Hope Harbor will be staffed by 16 certified health care professionals, including Quirk, program director Evelyn Lundell and medical director Dr. David Archer, and Lundell said the two-to-one ratio of staff-to-patients will be beneficial to those using Hope Harbor.
"We have a wonderful staff of individuals who love taking care of older people, and to be able to provide one-on-one care to patients in a family-oriented atmosphere like this is certainly exciting."

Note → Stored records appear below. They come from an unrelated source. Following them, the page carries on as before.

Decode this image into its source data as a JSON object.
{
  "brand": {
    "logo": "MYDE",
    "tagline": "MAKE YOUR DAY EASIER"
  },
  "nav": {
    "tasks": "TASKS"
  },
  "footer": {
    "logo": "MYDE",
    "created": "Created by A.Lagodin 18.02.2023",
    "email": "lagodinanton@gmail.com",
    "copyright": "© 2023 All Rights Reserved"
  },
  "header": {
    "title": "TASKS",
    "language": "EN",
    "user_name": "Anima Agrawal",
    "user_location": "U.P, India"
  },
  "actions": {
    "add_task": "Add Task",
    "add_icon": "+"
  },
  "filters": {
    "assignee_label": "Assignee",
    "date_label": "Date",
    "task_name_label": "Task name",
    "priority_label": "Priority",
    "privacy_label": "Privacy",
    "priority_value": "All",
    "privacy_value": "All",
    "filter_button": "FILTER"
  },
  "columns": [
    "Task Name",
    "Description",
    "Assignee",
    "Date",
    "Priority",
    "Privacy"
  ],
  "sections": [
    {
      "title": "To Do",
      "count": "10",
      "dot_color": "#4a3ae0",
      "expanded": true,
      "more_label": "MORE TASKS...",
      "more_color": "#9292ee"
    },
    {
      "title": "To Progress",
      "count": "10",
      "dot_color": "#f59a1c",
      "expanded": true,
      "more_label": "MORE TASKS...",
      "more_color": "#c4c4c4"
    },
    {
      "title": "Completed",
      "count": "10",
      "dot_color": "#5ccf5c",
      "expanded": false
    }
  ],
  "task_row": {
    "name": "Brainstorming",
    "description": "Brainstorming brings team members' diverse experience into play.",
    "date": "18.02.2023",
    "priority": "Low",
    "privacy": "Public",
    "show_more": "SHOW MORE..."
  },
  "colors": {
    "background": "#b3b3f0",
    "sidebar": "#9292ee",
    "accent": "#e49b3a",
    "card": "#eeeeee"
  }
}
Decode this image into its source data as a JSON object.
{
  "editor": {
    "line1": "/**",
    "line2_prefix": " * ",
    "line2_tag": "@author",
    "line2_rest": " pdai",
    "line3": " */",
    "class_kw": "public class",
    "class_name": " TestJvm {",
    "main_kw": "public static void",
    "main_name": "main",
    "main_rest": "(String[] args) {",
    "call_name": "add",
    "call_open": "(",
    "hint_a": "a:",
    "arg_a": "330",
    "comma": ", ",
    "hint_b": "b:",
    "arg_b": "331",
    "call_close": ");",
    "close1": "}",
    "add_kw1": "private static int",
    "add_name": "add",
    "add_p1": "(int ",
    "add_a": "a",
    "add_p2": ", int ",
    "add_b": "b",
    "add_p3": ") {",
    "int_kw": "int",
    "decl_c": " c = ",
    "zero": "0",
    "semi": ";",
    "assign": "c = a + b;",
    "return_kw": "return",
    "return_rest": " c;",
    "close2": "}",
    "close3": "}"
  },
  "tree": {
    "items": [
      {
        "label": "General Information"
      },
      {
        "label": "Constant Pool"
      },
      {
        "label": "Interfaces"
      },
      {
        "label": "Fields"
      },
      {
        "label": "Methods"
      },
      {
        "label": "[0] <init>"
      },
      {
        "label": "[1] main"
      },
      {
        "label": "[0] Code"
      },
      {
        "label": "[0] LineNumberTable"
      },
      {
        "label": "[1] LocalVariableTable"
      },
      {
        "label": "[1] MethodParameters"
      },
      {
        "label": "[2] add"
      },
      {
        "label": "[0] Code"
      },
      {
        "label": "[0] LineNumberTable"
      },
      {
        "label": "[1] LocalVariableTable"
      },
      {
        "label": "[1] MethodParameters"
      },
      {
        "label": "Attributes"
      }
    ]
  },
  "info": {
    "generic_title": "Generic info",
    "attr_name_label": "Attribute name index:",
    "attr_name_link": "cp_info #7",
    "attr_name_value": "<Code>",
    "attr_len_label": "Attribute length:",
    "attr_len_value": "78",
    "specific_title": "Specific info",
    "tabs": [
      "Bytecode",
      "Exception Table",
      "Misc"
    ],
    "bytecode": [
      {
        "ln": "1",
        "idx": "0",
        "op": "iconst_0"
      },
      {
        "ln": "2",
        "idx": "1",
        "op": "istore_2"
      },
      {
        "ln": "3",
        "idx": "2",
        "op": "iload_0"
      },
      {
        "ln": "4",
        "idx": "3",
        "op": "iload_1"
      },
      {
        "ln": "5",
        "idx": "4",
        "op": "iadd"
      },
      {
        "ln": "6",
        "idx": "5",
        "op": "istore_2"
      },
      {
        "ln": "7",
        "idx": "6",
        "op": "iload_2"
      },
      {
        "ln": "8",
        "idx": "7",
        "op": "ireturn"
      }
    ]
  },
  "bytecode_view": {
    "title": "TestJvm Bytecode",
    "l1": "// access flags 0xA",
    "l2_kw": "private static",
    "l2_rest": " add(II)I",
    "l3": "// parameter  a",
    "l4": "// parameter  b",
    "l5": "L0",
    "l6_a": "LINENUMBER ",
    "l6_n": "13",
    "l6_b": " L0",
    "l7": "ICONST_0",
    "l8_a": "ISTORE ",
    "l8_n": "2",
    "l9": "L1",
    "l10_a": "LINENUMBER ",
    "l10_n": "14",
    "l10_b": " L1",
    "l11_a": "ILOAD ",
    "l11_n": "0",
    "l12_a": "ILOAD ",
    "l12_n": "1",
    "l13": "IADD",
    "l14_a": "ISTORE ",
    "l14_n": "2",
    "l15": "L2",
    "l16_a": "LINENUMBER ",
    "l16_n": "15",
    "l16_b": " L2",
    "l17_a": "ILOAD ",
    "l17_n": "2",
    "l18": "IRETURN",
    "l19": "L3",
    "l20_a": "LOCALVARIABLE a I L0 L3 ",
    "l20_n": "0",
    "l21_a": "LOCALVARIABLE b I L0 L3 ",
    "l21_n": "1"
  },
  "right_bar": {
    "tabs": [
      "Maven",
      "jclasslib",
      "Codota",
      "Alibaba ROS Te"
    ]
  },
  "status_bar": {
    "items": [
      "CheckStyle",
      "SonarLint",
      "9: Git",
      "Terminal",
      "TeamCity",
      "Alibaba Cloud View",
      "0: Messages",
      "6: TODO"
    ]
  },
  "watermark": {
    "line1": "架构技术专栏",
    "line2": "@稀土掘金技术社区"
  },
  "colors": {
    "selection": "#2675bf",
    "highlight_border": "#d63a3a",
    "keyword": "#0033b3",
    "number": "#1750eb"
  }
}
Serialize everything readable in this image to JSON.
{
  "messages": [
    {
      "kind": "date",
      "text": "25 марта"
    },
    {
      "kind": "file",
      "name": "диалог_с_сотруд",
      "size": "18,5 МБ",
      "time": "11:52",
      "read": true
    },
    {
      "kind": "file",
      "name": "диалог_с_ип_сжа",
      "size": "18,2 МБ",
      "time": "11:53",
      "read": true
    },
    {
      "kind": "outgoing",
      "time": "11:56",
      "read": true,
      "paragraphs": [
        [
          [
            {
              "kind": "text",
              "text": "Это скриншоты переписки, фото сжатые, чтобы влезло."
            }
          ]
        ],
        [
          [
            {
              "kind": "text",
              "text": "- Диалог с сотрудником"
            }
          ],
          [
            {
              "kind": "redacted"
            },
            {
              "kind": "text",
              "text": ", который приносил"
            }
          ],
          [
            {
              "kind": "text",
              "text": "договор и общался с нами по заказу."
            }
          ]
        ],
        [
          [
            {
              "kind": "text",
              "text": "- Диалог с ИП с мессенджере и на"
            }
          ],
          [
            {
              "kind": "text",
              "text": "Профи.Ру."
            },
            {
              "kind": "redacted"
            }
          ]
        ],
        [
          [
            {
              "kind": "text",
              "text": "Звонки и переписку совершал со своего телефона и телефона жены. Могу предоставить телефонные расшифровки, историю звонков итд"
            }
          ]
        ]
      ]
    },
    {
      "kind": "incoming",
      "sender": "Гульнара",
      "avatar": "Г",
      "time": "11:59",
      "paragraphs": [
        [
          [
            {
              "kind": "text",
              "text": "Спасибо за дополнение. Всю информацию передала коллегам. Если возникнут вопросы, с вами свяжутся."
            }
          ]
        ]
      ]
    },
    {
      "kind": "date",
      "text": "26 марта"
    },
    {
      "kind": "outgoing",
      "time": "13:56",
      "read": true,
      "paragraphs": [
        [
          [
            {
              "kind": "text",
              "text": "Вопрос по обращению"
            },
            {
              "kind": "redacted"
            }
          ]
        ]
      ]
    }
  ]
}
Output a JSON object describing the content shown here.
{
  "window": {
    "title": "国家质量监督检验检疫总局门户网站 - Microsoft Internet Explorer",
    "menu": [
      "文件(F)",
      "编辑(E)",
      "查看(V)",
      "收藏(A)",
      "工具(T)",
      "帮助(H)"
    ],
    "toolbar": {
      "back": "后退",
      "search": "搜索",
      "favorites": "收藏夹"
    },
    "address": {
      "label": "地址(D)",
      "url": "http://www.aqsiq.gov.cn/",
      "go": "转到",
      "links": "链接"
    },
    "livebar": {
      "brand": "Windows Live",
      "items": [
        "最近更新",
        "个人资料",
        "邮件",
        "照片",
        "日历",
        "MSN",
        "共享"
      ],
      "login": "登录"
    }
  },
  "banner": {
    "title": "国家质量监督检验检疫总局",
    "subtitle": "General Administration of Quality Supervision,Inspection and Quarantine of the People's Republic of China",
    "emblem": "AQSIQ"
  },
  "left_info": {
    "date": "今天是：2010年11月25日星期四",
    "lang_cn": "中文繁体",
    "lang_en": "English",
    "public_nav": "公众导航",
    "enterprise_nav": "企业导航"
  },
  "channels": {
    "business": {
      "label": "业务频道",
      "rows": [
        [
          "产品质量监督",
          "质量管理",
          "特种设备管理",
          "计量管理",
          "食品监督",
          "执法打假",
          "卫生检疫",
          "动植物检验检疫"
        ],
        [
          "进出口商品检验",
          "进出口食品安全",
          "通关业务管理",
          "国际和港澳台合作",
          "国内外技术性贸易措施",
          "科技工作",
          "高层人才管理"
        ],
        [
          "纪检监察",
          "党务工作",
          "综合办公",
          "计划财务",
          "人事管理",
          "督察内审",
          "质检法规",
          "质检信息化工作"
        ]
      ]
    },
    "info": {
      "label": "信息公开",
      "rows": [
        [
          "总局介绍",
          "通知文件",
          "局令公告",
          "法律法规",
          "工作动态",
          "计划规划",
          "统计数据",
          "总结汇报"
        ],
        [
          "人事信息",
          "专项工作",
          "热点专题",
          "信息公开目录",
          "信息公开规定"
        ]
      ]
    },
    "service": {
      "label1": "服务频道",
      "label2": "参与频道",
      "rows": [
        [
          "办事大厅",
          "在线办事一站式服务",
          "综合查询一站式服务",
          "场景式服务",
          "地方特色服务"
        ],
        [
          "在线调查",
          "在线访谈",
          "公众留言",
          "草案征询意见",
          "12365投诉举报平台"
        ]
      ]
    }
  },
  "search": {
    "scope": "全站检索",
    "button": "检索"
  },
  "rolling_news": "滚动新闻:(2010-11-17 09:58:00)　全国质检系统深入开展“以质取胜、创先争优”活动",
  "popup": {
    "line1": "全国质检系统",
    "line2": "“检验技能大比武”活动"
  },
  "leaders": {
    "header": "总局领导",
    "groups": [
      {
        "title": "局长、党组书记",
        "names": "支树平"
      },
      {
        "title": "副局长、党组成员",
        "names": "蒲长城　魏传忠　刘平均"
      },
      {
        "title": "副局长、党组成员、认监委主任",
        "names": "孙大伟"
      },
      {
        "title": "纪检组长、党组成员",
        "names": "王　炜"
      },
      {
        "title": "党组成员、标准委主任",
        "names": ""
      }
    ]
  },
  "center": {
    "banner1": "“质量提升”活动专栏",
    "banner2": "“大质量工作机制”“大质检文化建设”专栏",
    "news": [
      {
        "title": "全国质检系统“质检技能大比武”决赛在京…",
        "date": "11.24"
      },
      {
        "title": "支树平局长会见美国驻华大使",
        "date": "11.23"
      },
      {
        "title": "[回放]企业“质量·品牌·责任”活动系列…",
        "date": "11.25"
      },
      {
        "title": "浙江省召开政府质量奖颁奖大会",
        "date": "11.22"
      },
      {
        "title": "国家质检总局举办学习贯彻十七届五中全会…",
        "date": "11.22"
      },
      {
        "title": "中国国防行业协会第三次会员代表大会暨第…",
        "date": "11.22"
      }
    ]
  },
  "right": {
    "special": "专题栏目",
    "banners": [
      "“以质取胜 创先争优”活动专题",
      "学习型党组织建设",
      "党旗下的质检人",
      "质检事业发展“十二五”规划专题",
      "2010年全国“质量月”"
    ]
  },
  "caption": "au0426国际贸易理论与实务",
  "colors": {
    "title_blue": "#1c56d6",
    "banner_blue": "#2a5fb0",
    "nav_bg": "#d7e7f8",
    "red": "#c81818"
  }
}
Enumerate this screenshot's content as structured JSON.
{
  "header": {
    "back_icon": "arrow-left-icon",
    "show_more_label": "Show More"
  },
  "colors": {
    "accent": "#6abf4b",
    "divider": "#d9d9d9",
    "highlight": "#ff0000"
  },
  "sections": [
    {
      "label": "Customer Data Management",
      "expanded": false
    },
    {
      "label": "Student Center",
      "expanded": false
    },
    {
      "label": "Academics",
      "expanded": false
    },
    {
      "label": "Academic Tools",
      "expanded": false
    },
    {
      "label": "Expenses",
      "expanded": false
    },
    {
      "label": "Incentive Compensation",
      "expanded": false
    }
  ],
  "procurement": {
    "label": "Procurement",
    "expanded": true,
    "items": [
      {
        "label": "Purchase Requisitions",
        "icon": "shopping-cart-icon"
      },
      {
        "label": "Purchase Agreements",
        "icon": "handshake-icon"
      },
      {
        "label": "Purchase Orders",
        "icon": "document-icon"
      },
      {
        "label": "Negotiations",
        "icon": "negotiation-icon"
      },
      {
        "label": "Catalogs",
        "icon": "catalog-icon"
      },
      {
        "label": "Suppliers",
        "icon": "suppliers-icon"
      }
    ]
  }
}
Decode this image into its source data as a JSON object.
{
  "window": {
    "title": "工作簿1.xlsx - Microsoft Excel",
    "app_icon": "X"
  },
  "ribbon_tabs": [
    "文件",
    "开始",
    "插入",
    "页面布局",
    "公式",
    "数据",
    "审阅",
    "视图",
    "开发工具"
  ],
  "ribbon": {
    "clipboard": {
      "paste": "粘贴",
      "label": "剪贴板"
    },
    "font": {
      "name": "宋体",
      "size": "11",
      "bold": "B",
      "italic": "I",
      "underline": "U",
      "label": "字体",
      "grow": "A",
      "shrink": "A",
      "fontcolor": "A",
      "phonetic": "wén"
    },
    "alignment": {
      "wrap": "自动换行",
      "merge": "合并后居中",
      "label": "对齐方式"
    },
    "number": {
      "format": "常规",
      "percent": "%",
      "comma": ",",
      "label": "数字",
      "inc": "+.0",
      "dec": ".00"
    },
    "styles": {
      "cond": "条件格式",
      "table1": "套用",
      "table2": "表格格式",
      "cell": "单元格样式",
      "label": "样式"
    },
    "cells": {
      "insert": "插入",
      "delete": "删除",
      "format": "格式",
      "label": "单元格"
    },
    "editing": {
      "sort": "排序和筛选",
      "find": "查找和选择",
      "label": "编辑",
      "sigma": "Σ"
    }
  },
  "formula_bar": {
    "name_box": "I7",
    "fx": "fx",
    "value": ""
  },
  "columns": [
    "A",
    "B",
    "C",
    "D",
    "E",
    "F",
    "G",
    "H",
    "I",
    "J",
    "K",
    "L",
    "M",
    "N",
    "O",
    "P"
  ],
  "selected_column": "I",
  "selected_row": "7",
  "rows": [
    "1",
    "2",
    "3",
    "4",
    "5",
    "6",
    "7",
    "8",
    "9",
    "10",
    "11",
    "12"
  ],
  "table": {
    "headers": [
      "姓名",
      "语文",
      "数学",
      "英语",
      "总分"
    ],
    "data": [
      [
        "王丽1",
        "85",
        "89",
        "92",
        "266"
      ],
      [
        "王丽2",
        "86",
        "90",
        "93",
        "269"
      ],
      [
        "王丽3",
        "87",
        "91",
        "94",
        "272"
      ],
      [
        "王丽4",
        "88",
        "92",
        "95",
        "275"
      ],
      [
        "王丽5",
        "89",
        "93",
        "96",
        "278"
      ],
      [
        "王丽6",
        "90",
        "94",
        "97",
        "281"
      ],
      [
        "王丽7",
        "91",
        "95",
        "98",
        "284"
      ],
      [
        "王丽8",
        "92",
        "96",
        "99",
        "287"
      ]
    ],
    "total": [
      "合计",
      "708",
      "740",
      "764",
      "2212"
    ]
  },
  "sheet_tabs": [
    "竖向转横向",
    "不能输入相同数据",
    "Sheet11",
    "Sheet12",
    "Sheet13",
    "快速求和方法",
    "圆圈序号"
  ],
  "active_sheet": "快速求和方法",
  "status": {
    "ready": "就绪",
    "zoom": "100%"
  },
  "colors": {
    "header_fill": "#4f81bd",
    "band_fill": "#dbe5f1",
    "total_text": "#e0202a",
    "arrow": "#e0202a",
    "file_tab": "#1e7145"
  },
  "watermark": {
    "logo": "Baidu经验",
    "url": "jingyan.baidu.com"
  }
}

Care will be personalized for each patient, Quirk said. "Everyone will do group activities and receive the same level of care, but there will be different goals for each patient, because they're all going to be at their individual levels. For some, we might be able to help them make a craft, and for others, we might be able to do very simple cooking. It all depends on the patient, but since our staff is experienced and we can focus on each patient more attentively, it will be a very personalized atmosphere."
The nursing staff will be led by Quirk, a 21-year veteran of BVRMC who has worked in nearly every unit in the hospital. That experience led Quirk to jump at the opportunity to help guide Hope Harbor from the beginning.
"There's always something new to learn when you work in the medical profession, and it's exciting for me to be a part of something new and exciting like this," Quirk said. "It's something that I've really been looking forward to."
Hope Harbor's goal is to improve the health, functioning and quality of life in older adults, and to enhance self-esteem and emphasize abilities rather than disabilities. It also aims to promote optimal independence.
Services of the geriatrics behavioral unit include therapeutic exercises, stress management, activity therapy groups, pastoral counseling, expressive therapy groups, neuropsychological testing, occupational and physical therapy and setting up individualized continuing care plans for patients and families. It also helps families of the patients by offering educational seminars and discharge planning.
Referrals to Hope Harbor can be made by concerned family members, friends, psychiatrists, physicians, nursing homes, and retirement communities.